I love a good horror story. The idea of someone or something stalking people and causing a gruesome death is a guilty pleasure I have. Especially when I’m placing odds on how and who is going to end up on the slab. Our minds can take the descriptions given to us and manufacture a world in which we see the grisly events unfold. Alas we all interpret things differently and thus the great debate begins when two or more readers start comparing notes on a story. 

Enter Hollywood to save the day. Adapting a story to the screen gives everyone the chance to see one person’s vision of the story. You can argue about the casting of the hero or heroine and how they don’t match your vision. We can see the villain (or hero depending on your view) stalking our hapless victims and dispatching them. The music score adding to the suspense and atmosphere of the events. 

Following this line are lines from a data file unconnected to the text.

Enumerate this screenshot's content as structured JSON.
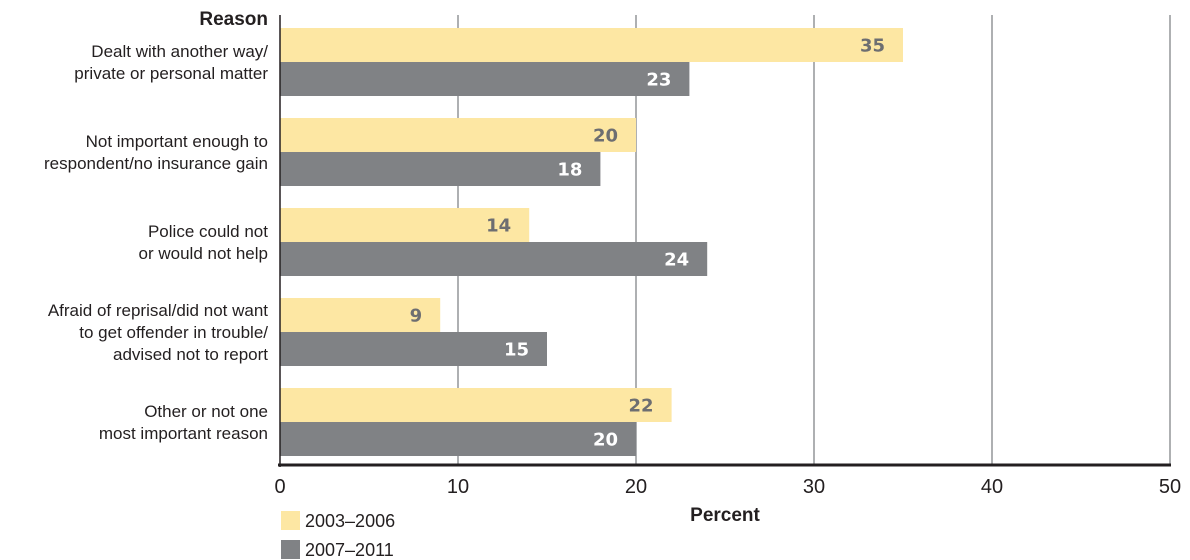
{
  "chart_data": {
    "type": "bar",
    "orientation": "horizontal",
    "categories": [
      "Dealt with another way/\nprivate or personal matter",
      "Not important enough to\nrespondent/no insurance gain",
      "Police could not\nor would not help",
      "Afraid of reprisal/did not want\nto get offender in trouble/\nadvised not to report",
      "Other or not one\nmost important reason"
    ],
    "series": [
      {
        "name": "2003–2006",
        "values": [
          35,
          20,
          14,
          9,
          22
        ],
        "color": "#fde7a3",
        "label_color": "#6d6e71"
      },
      {
        "name": "2007–2011",
        "values": [
          23,
          18,
          24,
          15,
          20
        ],
        "color": "#808285",
        "label_color": "#ffffff"
      }
    ],
    "title": "",
    "xlabel": "Percent",
    "ylabel": "Reason",
    "xlim": [
      0,
      50
    ],
    "xticks": [
      0,
      10,
      20,
      30,
      40,
      50
    ],
    "grid": true,
    "legend_position": "bottom-left"
  }
}
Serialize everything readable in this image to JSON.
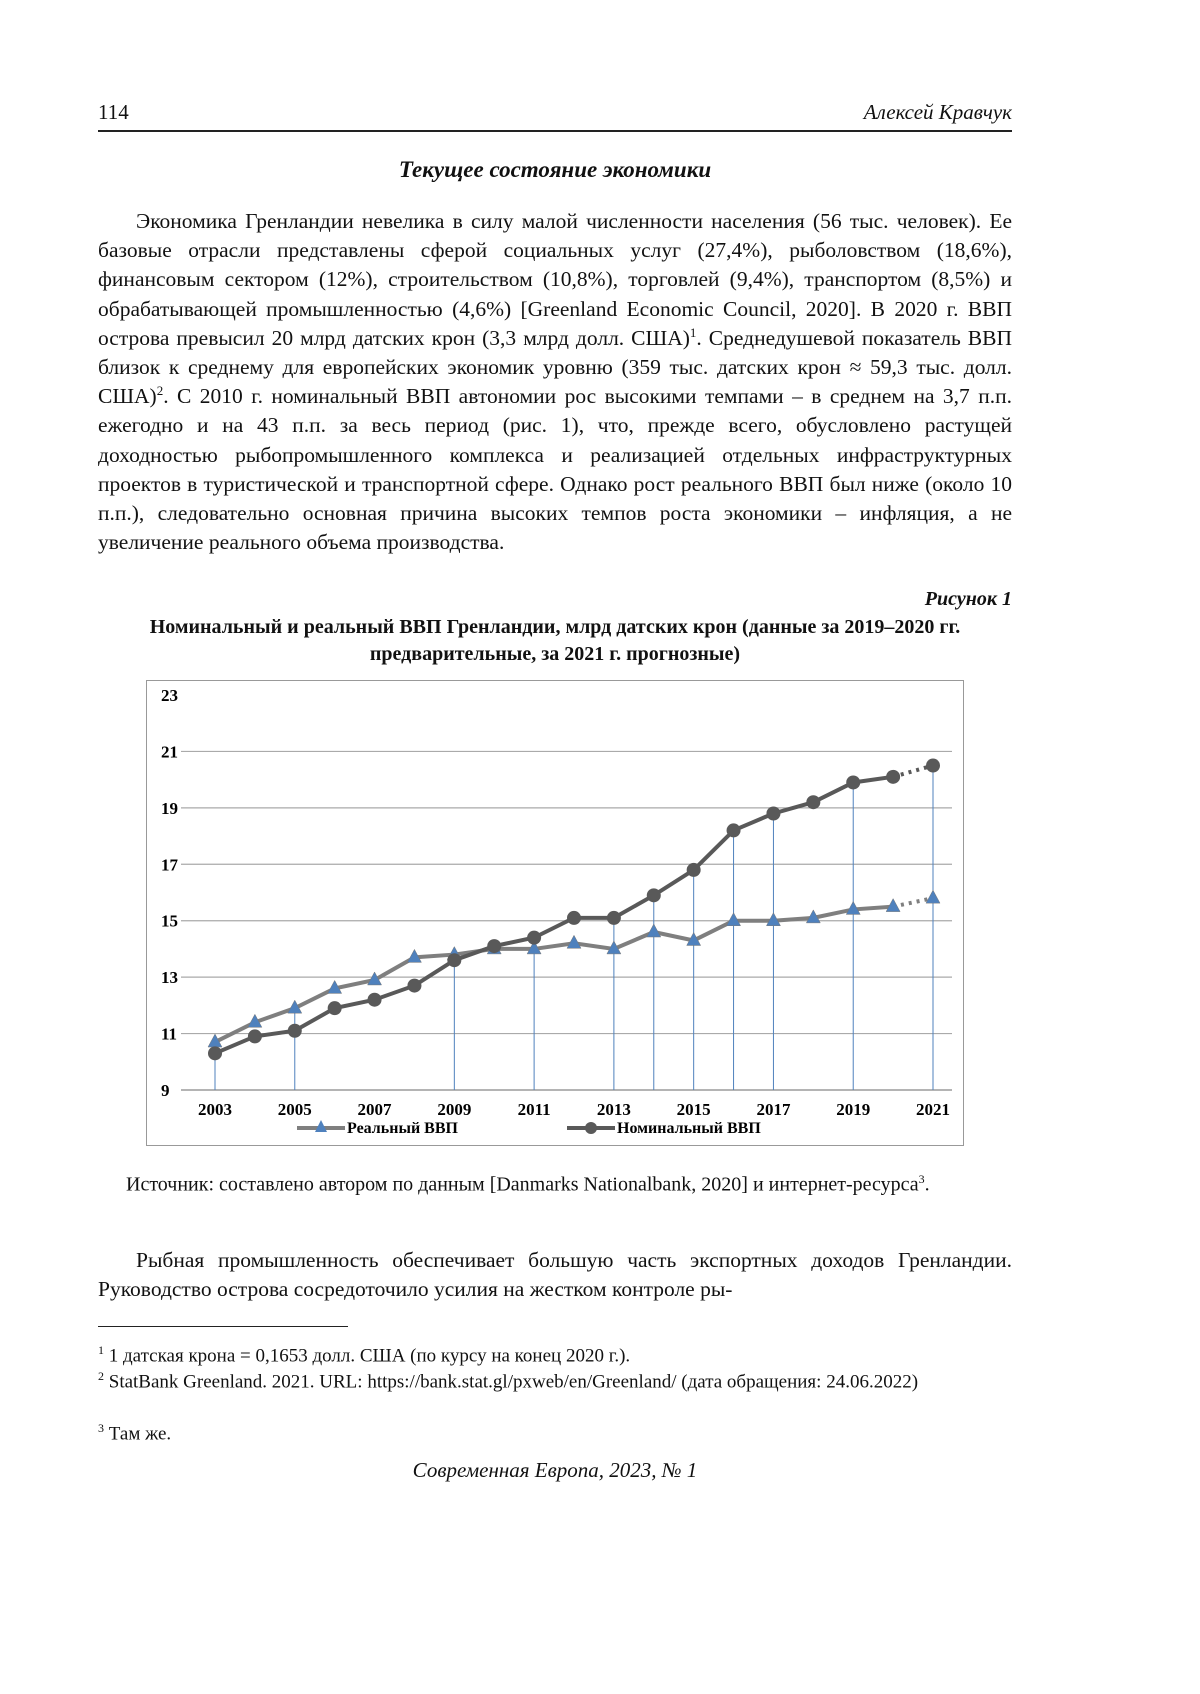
{
  "header": {
    "page_number": "114",
    "author": "Алексей Кравчук"
  },
  "section_title": "Текущее состояние экономики",
  "paragraph1": [
    "Экономика Гренландии невелика в силу малой численности населения (56 тыс. человек). Ее базовые отрасли представлены сферой социальных услуг (27,4%), рыболовством (18,6%), финансовым сектором (12%), строительством (10,8%), торговлей (9,4%), транспортом (8,5%) и обрабатывающей промышленностью (4,6%) [Greenland Economic Council, 2020]. В 2020 г. ВВП острова превысил 20 млрд датских крон (3,3 млрд долл. США)",
    "1",
    ". Среднедушевой показатель ВВП близок к среднему для европейских экономик уровню (359 тыс. датских крон ≈ 59,3 тыс. долл. США)",
    "2",
    ". С 2010 г. номинальный ВВП автономии рос высокими темпами – в среднем на 3,7 п.п. ежегодно и на 43 п.п. за весь период (рис. 1), что, прежде всего, обусловлено растущей доходностью рыбопромышленного комплекса и реализацией отдельных инфраструктурных проектов в туристической и транспортной сфере. Однако рост реального ВВП был ниже (около 10 п.п.), следовательно основная причина высоких темпов роста экономики – инфляция, а не увеличение реального объема производства."
  ],
  "figure_label": "Рисунок 1",
  "figure_title": "Номинальный и реальный ВВП Гренландии, млрд датских крон (данные за 2019–2020 гг. предварительные, за 2021 г. прогнозные)",
  "chart_data": {
    "type": "line",
    "title": "Номинальный и реальный ВВП Гренландии, млрд датских крон",
    "x": [
      2003,
      2004,
      2005,
      2006,
      2007,
      2008,
      2009,
      2010,
      2011,
      2012,
      2013,
      2014,
      2015,
      2016,
      2017,
      2018,
      2019,
      2020,
      2021
    ],
    "xticks": [
      "2003",
      "2005",
      "2007",
      "2009",
      "2011",
      "2013",
      "2015",
      "2017",
      "2019",
      "2021"
    ],
    "yticks": [
      "9",
      "11",
      "13",
      "15",
      "17",
      "19",
      "21",
      "23"
    ],
    "ylim": [
      9,
      23
    ],
    "grid": true,
    "legend_position": "bottom",
    "forecast_from": 2020,
    "drop_line_years": [
      2003,
      2005,
      2009,
      2011,
      2013,
      2014,
      2015,
      2016,
      2017,
      2019,
      2021
    ],
    "series": [
      {
        "name": "Реальный ВВП",
        "marker": "triangle",
        "color": "#7f7f7f",
        "marker_color": "#4f81bd",
        "values": [
          10.7,
          11.4,
          11.9,
          12.6,
          12.9,
          13.7,
          13.8,
          14.0,
          14.0,
          14.2,
          14.0,
          14.6,
          14.3,
          15.0,
          15.0,
          15.1,
          15.4,
          15.5,
          15.8
        ]
      },
      {
        "name": "Номинальный ВВП",
        "marker": "circle",
        "color": "#595959",
        "marker_color": "#595959",
        "values": [
          10.3,
          10.9,
          11.1,
          11.9,
          12.2,
          12.7,
          13.6,
          14.1,
          14.4,
          15.1,
          15.1,
          15.9,
          16.8,
          18.2,
          18.8,
          19.2,
          19.9,
          20.1,
          20.5
        ]
      }
    ]
  },
  "source_note": [
    "Источник: составлено автором по данным [Danmarks Nationalbank, 2020] и интернет-ресурса",
    "3",
    "."
  ],
  "paragraph2": "Рыбная промышленность обеспечивает большую часть экспортных доходов Гренландии. Руководство острова сосредоточило усилия на жестком контроле ры-",
  "footnotes": [
    {
      "mark": "1",
      "text": " 1 датская крона = 0,1653 долл. США (по курсу на конец 2020 г.)."
    },
    {
      "mark": "2",
      "text": " StatBank Greenland. 2021. URL: https://bank.stat.gl/pxweb/en/Greenland/ (дата обращения: 24.06.2022)"
    },
    {
      "mark": "3",
      "text": " Там же."
    }
  ],
  "footer": "Современная Европа, 2023, № 1"
}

Perhaps I’m old school but I do find a lot of new horror movies to be very tacky. It’s not the plots or scantily clad swim suit babes romping in snow that annoys me. It’s the depiction of the kills that has me wondering wtf? I love a bit of gore but when you have gore just because you can, it looses some of the impact. I use a gore factor scale out of 10 to identify the effects. Paper cut would be a 0, exposed bones and organs get a 5 while 10 is reserved for wtf moments. 

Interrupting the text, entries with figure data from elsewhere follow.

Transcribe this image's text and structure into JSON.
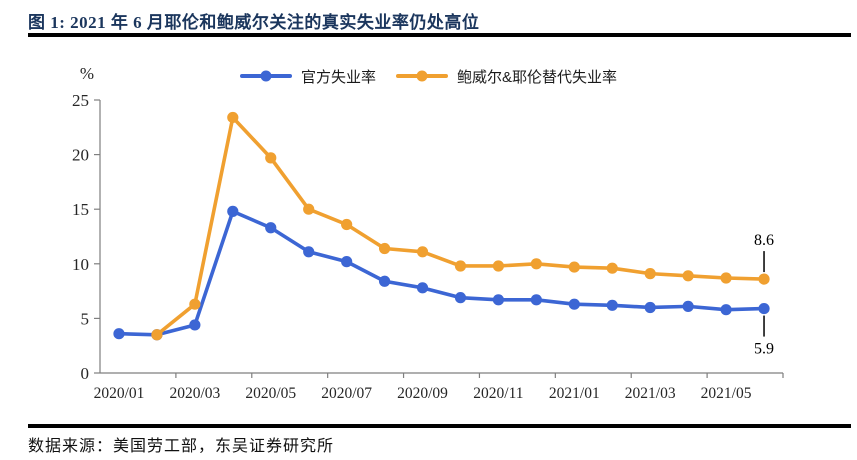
{
  "header": {
    "title": "图 1: 2021 年 6 月耶伦和鲍威尔关注的真实失业率仍处高位"
  },
  "footer": {
    "source": "数据来源：美国劳工部，东吴证券研究所"
  },
  "colors": {
    "title": "#1B365D",
    "rule": "#000000",
    "axis": "#7F7F7F",
    "tick": "#262626",
    "legend": "#1A1A1A",
    "callout": "#000000"
  },
  "chart_data": {
    "type": "line",
    "title": "",
    "y_axis_title": "%",
    "ylim": [
      0,
      25
    ],
    "y_ticks": [
      0,
      5,
      10,
      15,
      20,
      25
    ],
    "grid": false,
    "legend_position": "top",
    "x_categories": [
      "2020/01",
      "2020/02",
      "2020/03",
      "2020/04",
      "2020/05",
      "2020/06",
      "2020/07",
      "2020/08",
      "2020/09",
      "2020/10",
      "2020/11",
      "2020/12",
      "2021/01",
      "2021/02",
      "2021/03",
      "2021/04",
      "2021/05",
      "2021/06"
    ],
    "x_tick_labels": [
      "2020/01",
      "2020/03",
      "2020/05",
      "2020/07",
      "2020/09",
      "2020/11",
      "2021/01",
      "2021/03",
      "2021/05"
    ],
    "series": [
      {
        "id": "official",
        "name": "官方失业率",
        "color": "#3C66D4",
        "start_index": 0,
        "values": [
          3.6,
          3.5,
          4.4,
          14.8,
          13.3,
          11.1,
          10.2,
          8.4,
          7.8,
          6.9,
          6.7,
          6.7,
          6.3,
          6.2,
          6.0,
          6.1,
          5.8,
          5.9
        ],
        "end_label": "5.9",
        "label_position": "below"
      },
      {
        "id": "alternative",
        "name": "鲍威尔&耶伦替代失业率",
        "color": "#F0A030",
        "start_index": 1,
        "values": [
          3.5,
          6.3,
          23.4,
          19.7,
          15.0,
          13.6,
          11.4,
          11.1,
          9.8,
          9.8,
          10.0,
          9.7,
          9.6,
          9.1,
          8.9,
          8.7,
          8.6
        ],
        "end_label": "8.6",
        "label_position": "above"
      }
    ]
  }
}
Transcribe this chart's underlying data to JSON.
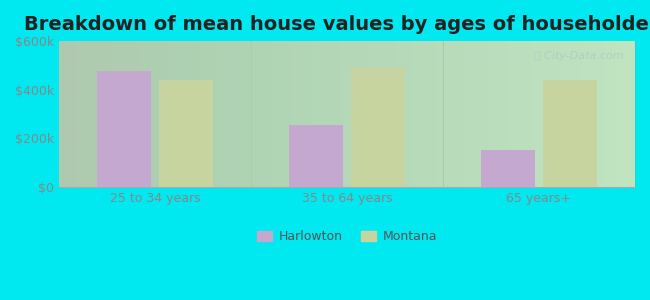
{
  "title": "Breakdown of mean house values by ages of householders",
  "categories": [
    "25 to 34 years",
    "35 to 64 years",
    "65 years+"
  ],
  "harlowton_values": [
    475000,
    255000,
    150000
  ],
  "montana_values": [
    440000,
    490000,
    440000
  ],
  "ylim": [
    0,
    600000
  ],
  "yticks": [
    0,
    200000,
    400000,
    600000
  ],
  "ytick_labels": [
    "$0",
    "$200k",
    "$400k",
    "$600k"
  ],
  "bar_color_harlowton": "#c4a8d0",
  "bar_color_montana": "#c8d4a0",
  "background_outer": "#00e8f0",
  "background_inner_left": "#d4edcc",
  "background_inner_right": "#eef7f0",
  "title_fontsize": 14,
  "legend_label_harlowton": "Harlowton",
  "legend_label_montana": "Montana",
  "bar_width": 0.28,
  "tick_color": "#888888",
  "separator_color": "#aaccaa",
  "watermark_color": "#b0c8c8"
}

For example in many of the Friday The 13th movies, people are being killed in gruesome ways but the cinematography doesn’t always depict that final blow. When it does show the killing moment they range from a 2 to a 6. Then there are those moments of an 8 or 9 just for the sake of gore. In The Redwood Massacre, the heroine is punched in the face several times and the amount of blood shown makes it look like she’s on extreme blood thinners. Or a classic head stomp is shown in extreme close up until the head resembles a smashed jar of strawberry jam. The logic that more gore equals good horror is misguided in my opinion.

That being said there is a place for the whole range of gore in horror movies if used correctly. Alien and Psycho implement the assumption of death with the flash of teeth or a silhouette behind a curtain. Teenage slasher films mix it up depending on the style of director, extreme injury mixed with a range of deaths and gore in just the right proportions adds to the experience. Horror/comedy like the original Evil Dead trilogy use the whole range of gore to enforce the gruesome effects of the Deadites on our heroes (the flood of blood out of the wall over Ash and then having it vanish adding to the mind games they play). Now a truely great wtf moment has got to be in the original Nightmare on Elm Street when Glen (Jonny Depp) falls asleep on his bed and Freddy pulls him into it with a fountain of blood following. 

Gore for the sake of gore doesn’t always make a movie. Like any form of cinematography it needs to be used in a way that suits the story and setting. Just like good story, the effects can either make a winner or make you wonder.